- Born: May 16, 1873 Crown City, Ohio, U.S.
- Died: June 3, 1967 Huntington, West Virginia, U.S.
- Resting place: White Chapel Memorial Gardens, Barboursville, West Virginia
- Education: Morris Harvey College, Marshall University, West Virginia University
- Occupations: Educator, Historian
- Spouse: Nannie Peyton Lambert
- Writing career
- Period: 1840-1940
- Notable work: The Llorrac

= Fred B. Lambert =

American historian (1873–1967)

Fred Bussey Lambert (May 16, 1873 – June 3, 1967) was a West Virginia educator and regional historian. He is best known for his role in establishing Guyan Valley High School, his production of The Llorrac, and the Fred B. Lambert Collection, an assemblage of regional history housed at Marshall University.

==Early life and education==

Born in Crown City, Gallia County, Ohio, Lambert was the son of Henry Lambert and the former Sarah Maria Swartwood. He lived in Lawrence County, Ohio in 1880. He was educated at Morris Harvey College in Barboursville, West Virginia, Marshall University at Huntington, West Virginia, and West Virginia University at Morgantown, West Virginia.

==Career==

===Teaching===

Lambert organized several high schools, including Guyan Valley High School, at Pleasant View, West Virginia, in the 1920s. He served for forty-two years as a principal at Guyan Valley High School and Hamlin High School, both in Lincoln County, and at Milton High School in Cabell County. He was superintendent of the former Ceredo-Kenova Independent School District before institution of the countywide school system.

===Regional historian===

Lambert, best known for his compilation, The Llorrac (1926), devoted at least sixty years of his life to collecting history, centering his research on the Guyandotte and Mud river sections of southwestern West Virginia, particularly focusing upon Cabell, Wayne, and Lincoln counties. The historical range of his 500 notebook collection, which is housed at James E. Morrow Library at Marshall University, is 1840s to 1940s. The notebooks include genealogical and historical material, interview notes, and photographs.

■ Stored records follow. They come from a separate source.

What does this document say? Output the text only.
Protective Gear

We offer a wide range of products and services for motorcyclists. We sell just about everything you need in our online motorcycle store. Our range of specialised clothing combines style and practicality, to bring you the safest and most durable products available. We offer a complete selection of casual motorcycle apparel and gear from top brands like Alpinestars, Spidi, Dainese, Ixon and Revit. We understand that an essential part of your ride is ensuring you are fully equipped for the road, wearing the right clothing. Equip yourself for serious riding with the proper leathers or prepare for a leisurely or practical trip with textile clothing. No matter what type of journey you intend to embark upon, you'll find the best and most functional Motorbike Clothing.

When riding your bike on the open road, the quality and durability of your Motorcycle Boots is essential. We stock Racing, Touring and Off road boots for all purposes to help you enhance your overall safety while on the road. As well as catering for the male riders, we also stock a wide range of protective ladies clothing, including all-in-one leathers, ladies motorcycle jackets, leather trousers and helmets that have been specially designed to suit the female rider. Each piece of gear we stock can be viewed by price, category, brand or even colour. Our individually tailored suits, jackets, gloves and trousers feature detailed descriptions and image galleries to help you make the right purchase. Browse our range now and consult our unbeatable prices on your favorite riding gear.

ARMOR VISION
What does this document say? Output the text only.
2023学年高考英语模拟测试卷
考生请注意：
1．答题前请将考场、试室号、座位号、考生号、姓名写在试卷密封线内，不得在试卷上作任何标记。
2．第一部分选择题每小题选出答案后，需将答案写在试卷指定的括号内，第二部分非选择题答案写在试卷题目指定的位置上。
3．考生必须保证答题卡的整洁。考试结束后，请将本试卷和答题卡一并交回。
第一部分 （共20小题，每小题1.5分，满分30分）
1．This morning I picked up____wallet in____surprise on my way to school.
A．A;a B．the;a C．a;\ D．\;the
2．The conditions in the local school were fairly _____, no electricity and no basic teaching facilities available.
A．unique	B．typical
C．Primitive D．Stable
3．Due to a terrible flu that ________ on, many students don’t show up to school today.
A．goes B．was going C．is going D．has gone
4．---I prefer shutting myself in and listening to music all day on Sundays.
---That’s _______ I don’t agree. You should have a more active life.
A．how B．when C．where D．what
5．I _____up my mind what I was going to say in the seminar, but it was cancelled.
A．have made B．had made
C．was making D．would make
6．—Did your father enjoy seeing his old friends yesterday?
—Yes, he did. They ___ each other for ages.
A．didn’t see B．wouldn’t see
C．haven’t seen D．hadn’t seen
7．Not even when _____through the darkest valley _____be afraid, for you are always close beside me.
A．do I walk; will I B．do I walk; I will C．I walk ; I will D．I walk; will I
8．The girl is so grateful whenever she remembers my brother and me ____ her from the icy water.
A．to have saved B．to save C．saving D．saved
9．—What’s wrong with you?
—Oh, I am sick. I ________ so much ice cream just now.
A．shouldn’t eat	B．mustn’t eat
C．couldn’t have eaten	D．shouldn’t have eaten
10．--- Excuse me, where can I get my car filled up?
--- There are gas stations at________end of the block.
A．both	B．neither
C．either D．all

Lambert's The Llorrac (1926) is the second history compiled about Lincoln County, West Virginia.

==Civic life==
Lambert was a Mason for over fifty years. He taught the Men's Bible class at Barboursville Methodist Church for many years. He was a member of the Hebron Baptist Church on Tom's Creek, near Barboursville, West Virginia.

==Personal life==
On March 25, 1896, Lambert married Nannie Peyton in Cabell County, West Virginia. They had eleven children: Don W. Lambert of Dayton, Kentucky; Homer F. Lambert of Huntington, West Virginia; Henry E. Lambert of Wayne, West Virginia; Lt. Col. Charles E. Lambert of Washington, DC; Estelle Hanger of Huntington, West Virginia; Ruth L. Pierson of Huntington, West Virginia; Myrtle Drummond of Huntington, West Virginia; Dolly Byrne of Huntington West Virginia; Pearle L. Hoek of Chicago, Illinois; Dexter Harrington of Wheeling, West Virginia; and Gladys Dorr of Columbus, Ohio. The Lambert family lived in Cabell County in 1910.

In 1918, Lambert lived at Glen White in Raleigh County, West Virginia, where he was employed as a schoolteacher. In a draft registration card for that year, Lambert was described as medium height and medium build, with blue eyes ("weak eyes") and dark brown hair. The Lambert family resettled in Cabell County by 1920.

==Death==
Lambert died of pneumonia on June 3, 1967, in Huntington, West Virginia. He is interred at White Chapel Memorial Gardens in Barboursville.